Many learning (Sherstan et al., 2020) methods such as reinforcement learning suffers from a slow beginning especially in complicated domains.
The motivation of transfer learning is to use limited prior knowledge to help learning agents bootstrap at the start and thus achieve overall improvements on learning performance. Due to limited quantity or quality of prior knowledge, how to make the transfer more efficient and effective remains an interesting point.
We developed an advice model framework to provide theoretical and practical analysis for agents to teach humans and agents in sequential reinforcement learning tasks. The teacher agents assist the students (humans or agents) with action advice when the teachers observe the students reach some critical states. Assuming the teachers are optimal, the students will follow the action advice to achieve better performance.
In this project, we consider the problem of a human trainer teaching an agent via providing positive or negative feedback. Most existing work has treated human feedback as a numerical value that the agent seeks to maximize, and has assumed that all trainers will give feedback in the same way when teaching the same behavior.

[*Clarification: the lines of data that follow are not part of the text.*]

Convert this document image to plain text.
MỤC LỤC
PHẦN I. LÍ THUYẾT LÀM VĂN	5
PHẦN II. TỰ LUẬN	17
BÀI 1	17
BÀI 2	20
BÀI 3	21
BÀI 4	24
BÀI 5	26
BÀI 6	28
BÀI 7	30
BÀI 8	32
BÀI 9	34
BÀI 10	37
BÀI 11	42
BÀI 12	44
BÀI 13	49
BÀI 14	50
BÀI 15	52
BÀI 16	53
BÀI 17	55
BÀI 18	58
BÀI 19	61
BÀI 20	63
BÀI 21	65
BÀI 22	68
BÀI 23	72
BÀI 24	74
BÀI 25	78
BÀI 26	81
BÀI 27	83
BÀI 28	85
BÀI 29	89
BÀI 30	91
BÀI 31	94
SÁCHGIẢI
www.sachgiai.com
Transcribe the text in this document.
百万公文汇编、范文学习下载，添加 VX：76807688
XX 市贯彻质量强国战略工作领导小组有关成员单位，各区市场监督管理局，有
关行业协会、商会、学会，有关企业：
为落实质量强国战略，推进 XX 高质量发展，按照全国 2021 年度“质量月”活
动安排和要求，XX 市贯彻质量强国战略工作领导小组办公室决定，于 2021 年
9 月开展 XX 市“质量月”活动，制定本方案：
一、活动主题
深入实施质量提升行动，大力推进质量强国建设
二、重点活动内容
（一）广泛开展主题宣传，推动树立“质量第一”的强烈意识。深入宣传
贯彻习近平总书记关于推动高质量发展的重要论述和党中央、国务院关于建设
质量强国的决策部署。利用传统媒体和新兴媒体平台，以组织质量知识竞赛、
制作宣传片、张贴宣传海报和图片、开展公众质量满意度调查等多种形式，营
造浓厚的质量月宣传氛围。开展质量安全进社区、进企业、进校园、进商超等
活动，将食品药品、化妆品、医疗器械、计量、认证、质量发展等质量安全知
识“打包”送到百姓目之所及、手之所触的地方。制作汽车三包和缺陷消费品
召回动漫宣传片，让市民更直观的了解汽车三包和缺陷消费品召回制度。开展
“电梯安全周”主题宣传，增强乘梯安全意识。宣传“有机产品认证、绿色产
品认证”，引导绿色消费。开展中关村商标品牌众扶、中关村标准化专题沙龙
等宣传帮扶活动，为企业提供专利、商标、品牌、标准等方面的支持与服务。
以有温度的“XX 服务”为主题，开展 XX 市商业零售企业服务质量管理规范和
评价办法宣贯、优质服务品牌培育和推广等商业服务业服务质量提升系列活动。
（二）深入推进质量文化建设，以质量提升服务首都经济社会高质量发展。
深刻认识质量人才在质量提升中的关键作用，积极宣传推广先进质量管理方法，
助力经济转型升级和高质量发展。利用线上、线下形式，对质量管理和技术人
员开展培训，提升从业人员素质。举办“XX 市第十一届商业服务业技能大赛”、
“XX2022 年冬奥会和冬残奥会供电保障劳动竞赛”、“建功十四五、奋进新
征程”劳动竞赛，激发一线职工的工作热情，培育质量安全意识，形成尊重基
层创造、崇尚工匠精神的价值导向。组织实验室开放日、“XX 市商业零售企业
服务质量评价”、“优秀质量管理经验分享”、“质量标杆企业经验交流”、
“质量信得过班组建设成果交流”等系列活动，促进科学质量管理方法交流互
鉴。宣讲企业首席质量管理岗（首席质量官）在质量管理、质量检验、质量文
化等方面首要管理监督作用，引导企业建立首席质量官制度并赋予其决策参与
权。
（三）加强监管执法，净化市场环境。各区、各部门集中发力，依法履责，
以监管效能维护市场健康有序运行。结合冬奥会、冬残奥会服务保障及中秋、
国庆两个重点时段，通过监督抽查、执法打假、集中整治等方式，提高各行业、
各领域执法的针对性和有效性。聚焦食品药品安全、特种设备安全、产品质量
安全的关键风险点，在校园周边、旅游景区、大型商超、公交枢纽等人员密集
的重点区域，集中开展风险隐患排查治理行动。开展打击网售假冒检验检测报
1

In contrast, we treat the feedback as a human-delivered discrete communication between trainers and learners and different training strategies will be chosen by them. We propose a probabilistic model to classify different training strategies. We also present the SABL and I-SABL algorithms, which consider multiple interpretations of trainer feedback in order to learn behaviors more efficiently. Our online user studies show that human trainers follow various training strategies when teaching virtual agents and explicitly considering trainer strategy can allow a learner to make inferences from cases where no feedback is given.